The residential construction industry in Australia is set for a modest recovery on the back of interest rate cuts, home buyer incentives in some states and policy reform in New South Wales, an industry association says.
In the spring edition of its National Outlook, Australia’s most comprehensive housing report card, the Housing Industry Association says it expects the number of housing starts throughout the nation to rise by 1.8 per cent in 2012/13 and activity in renovations to grow by 1.6 per cent following a 2.7 per cent decline in 2011/12.
“A mild recovery in 2012/13 will be driven by interest rate cuts (which will provide some impetus), new home incentives in a handful of states, and some focus on policy reform in NSW,” HIA chief economist Harley Dale says.
On a calendar basis, the HIA says the housing starts cycle is set to bottom out in 2012 at 136,809 – a decline of 9.3 per cent, with the HIA warning that an even steeper decline is possible on current evidence. Starts are expected to increase by 4.5 per cent this year and a further seven per cent in 2014.
Meanwhile, the growth in renovations investment levels in the current financial year will be followed by further growth of 1.2 per cent in 2013/14, taking overall levels of renovations investment to record levels of $29.958 billion.

Still, Dale warns that any recovery will be constrained by a number of factors, including an ongoing process of household deleveraging, a lack of full pass-through of interest rate cuts, tight credit supply and a failure on the part of governments to reduce the ‘excessive taxation’ of new housing.

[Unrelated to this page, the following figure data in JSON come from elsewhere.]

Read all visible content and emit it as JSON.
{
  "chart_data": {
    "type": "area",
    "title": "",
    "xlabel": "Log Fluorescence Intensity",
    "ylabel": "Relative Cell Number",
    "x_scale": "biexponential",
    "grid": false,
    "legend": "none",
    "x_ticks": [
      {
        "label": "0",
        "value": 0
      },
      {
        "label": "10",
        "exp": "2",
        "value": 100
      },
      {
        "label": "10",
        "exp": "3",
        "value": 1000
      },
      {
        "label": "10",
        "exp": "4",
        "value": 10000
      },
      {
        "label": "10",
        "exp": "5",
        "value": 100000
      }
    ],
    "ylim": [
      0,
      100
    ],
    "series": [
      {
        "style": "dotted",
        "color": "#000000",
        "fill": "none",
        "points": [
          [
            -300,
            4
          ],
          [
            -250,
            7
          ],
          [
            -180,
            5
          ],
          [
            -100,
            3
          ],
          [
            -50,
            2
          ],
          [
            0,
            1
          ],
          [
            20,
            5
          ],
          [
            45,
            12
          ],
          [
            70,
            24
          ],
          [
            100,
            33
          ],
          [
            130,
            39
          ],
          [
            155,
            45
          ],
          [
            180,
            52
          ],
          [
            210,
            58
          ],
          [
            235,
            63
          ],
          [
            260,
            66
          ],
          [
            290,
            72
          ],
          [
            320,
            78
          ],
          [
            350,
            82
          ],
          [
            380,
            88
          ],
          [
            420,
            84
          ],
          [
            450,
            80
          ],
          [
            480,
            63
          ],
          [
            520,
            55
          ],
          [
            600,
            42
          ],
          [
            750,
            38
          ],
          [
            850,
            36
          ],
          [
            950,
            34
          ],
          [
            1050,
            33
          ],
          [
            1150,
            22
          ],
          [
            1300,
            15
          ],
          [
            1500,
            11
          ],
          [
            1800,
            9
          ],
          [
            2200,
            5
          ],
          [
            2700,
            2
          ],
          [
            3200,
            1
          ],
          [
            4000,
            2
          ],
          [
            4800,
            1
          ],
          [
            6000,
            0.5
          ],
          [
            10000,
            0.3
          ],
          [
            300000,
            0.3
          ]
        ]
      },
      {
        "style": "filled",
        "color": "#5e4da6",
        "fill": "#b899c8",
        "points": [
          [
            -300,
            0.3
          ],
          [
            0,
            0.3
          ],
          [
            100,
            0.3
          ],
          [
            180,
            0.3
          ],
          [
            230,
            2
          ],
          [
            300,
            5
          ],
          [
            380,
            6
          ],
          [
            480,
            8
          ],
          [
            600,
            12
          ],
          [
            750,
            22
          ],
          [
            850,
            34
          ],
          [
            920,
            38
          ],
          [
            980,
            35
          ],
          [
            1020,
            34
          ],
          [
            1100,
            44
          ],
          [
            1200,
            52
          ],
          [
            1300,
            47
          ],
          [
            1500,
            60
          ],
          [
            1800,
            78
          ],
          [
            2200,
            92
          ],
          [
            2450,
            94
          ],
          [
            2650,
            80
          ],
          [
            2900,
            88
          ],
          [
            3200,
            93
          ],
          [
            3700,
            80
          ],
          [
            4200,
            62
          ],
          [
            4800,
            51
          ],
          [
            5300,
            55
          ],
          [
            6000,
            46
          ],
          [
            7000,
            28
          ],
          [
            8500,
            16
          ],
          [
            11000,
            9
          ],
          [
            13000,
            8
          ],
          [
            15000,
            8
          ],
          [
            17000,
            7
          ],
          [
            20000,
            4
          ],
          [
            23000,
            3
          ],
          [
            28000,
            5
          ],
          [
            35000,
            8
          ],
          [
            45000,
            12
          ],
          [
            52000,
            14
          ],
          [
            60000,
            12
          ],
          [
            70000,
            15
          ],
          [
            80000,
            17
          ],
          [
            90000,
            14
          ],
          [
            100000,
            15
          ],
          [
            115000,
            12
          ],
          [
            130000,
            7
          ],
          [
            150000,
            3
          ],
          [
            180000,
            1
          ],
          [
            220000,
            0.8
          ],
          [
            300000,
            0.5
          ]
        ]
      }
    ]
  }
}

He says any sustained recovery can only occur if governments act to implement policy reform with regard to taxes and supply side impediments.

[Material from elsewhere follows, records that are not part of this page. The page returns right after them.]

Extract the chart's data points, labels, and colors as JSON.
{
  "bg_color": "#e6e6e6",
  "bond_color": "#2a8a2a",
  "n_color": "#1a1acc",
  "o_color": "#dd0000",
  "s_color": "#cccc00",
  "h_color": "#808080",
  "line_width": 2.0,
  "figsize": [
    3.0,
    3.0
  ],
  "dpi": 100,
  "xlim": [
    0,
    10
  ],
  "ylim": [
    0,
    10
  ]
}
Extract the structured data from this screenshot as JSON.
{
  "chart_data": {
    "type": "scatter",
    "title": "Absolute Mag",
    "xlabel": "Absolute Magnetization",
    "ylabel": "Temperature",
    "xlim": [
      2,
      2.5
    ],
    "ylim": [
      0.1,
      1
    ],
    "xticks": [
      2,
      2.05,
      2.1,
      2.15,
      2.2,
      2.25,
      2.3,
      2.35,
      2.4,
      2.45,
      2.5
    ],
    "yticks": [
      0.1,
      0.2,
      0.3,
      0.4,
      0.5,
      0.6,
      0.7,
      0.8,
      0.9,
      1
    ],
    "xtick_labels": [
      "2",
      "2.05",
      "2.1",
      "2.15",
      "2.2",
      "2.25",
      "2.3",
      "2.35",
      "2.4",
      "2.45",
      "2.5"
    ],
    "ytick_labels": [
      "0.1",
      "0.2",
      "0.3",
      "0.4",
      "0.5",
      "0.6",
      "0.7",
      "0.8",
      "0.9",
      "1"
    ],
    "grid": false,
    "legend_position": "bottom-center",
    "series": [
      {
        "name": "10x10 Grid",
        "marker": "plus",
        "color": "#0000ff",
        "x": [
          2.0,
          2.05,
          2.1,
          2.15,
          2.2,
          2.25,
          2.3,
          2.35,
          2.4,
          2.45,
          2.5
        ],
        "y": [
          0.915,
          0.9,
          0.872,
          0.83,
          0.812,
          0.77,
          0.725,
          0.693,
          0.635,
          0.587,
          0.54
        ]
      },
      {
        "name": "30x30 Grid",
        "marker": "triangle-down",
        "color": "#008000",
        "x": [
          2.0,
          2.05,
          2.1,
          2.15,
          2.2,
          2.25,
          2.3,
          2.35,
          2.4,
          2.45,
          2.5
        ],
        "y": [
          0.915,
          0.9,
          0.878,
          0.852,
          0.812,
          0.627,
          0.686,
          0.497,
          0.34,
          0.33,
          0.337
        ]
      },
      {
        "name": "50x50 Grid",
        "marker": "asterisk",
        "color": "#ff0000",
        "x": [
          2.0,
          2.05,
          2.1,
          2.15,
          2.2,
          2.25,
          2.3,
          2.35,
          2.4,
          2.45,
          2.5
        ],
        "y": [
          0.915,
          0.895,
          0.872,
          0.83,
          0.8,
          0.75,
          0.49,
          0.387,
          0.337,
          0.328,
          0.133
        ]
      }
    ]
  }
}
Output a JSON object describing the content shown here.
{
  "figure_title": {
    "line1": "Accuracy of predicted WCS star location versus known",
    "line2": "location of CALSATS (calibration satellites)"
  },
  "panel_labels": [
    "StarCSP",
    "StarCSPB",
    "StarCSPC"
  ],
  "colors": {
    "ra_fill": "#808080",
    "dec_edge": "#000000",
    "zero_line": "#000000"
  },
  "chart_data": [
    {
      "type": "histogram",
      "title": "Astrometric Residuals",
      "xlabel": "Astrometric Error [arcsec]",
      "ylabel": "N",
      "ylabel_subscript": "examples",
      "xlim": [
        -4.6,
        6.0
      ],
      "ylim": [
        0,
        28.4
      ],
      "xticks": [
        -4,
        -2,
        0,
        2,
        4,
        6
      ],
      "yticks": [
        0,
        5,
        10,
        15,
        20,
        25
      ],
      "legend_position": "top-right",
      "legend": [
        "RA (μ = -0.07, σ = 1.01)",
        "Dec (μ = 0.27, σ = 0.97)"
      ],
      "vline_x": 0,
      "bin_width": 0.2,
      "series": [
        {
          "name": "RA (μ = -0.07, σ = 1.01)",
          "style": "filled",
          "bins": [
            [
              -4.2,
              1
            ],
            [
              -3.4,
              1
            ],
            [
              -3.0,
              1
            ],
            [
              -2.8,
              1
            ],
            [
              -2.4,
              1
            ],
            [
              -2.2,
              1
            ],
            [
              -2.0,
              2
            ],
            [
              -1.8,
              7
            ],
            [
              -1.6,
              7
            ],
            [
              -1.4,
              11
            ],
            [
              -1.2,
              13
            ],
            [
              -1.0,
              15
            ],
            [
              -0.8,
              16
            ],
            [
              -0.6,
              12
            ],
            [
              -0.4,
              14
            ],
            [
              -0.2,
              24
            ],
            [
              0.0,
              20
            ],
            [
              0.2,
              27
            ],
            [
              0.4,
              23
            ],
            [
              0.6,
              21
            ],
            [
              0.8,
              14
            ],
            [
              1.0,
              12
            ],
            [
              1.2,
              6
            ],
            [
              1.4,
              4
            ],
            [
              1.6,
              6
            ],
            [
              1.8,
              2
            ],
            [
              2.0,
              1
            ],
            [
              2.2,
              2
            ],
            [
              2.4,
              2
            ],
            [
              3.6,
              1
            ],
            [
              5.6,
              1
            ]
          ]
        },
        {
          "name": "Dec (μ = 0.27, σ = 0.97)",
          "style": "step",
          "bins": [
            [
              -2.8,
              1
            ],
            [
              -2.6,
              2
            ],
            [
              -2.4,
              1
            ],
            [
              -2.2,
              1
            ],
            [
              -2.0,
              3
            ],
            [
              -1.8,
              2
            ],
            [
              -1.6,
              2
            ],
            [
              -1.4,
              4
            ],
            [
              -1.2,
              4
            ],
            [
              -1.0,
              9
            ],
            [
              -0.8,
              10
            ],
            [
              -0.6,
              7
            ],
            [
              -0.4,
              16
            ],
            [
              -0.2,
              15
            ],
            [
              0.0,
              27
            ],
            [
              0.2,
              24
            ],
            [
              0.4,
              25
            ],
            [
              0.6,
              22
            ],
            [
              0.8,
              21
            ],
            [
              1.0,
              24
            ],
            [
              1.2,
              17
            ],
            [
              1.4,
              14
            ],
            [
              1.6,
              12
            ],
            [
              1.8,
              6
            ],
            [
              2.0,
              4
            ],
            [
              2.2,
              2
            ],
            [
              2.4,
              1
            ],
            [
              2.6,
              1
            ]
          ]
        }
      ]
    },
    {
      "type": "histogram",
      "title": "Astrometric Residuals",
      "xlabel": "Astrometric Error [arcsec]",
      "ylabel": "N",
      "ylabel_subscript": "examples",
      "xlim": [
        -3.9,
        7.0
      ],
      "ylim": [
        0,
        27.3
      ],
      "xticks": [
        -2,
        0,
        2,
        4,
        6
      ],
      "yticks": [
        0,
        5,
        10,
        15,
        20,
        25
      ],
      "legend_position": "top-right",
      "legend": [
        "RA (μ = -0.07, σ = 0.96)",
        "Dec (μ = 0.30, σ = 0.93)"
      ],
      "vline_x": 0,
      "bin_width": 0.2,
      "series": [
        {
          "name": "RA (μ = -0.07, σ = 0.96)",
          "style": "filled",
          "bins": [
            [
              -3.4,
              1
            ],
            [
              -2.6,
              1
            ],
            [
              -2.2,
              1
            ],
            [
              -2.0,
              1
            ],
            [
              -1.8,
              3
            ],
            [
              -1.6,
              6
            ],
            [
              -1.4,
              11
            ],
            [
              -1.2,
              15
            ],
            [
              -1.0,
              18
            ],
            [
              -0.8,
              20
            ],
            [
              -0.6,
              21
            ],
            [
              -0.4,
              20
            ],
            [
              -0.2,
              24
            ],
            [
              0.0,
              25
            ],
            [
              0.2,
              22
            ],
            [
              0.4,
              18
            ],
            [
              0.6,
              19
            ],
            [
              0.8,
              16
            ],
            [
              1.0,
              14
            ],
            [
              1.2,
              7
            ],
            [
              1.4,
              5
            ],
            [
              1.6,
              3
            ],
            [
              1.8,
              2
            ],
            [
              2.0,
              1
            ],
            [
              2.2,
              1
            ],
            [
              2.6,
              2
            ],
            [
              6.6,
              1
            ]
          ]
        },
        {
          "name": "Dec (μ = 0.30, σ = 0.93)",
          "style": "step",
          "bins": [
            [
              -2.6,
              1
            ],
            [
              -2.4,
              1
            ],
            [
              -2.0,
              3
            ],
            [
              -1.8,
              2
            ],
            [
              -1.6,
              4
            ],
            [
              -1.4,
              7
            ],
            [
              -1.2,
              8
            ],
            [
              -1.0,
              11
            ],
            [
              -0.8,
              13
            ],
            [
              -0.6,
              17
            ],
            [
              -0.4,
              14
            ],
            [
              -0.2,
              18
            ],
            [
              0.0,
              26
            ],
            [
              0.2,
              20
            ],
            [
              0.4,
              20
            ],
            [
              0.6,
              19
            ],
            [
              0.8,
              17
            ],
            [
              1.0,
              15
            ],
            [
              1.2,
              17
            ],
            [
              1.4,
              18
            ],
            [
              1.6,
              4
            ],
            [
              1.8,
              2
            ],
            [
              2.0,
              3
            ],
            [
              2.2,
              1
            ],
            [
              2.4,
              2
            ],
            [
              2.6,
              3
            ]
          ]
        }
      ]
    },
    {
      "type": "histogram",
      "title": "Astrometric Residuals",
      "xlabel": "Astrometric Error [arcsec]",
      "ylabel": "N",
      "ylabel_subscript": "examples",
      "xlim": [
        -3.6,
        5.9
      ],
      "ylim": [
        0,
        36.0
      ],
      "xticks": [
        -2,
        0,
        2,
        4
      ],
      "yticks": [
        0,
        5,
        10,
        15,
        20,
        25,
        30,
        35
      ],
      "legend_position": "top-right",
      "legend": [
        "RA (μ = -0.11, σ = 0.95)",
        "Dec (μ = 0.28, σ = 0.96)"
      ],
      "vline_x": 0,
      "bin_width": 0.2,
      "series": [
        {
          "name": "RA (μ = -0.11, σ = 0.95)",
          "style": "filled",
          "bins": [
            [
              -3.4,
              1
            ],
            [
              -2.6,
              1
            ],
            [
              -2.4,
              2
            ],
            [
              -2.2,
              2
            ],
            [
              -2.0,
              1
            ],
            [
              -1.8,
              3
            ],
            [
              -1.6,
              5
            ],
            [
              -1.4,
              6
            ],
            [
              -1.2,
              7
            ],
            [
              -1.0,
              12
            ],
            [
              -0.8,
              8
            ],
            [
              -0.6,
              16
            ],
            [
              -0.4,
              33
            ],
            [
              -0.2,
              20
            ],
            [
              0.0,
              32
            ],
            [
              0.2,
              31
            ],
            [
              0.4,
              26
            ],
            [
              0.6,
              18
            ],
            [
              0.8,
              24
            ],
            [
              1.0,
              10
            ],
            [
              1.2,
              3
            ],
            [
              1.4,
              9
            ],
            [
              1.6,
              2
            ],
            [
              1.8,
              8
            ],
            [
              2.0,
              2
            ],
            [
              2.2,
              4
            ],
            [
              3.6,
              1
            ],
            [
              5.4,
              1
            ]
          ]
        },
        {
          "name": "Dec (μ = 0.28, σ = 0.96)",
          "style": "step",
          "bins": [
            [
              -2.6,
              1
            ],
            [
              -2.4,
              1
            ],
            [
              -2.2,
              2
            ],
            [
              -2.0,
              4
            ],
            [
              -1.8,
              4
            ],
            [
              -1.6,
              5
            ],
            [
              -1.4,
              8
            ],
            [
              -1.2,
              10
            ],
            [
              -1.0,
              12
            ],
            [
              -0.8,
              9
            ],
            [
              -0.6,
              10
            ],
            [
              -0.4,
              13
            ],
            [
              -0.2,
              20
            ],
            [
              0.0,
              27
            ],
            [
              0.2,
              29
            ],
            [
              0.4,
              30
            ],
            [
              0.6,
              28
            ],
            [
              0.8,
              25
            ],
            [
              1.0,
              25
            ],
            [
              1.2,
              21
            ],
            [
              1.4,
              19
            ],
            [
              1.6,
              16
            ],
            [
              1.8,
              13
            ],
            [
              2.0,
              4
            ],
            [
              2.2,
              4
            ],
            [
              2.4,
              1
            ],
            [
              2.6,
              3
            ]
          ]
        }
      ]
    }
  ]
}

“The catalyst for a widespread and sustainable recovery is policy reform to reduce the excessive and inefficient tax bill that renders new housing the second most heavily taxed sector of the Australian economy,” Dale says. “Governments of all levels can’t sit back and presume that lower interest rates alone will reignite new home building activity back to healthy levels, because they won’t.”
The latest forecasts follow a strong rise in vacant residential land sales during the June quarter of this year, an increase which the HIA says is indicative of a likely recovery in housing starts early next year.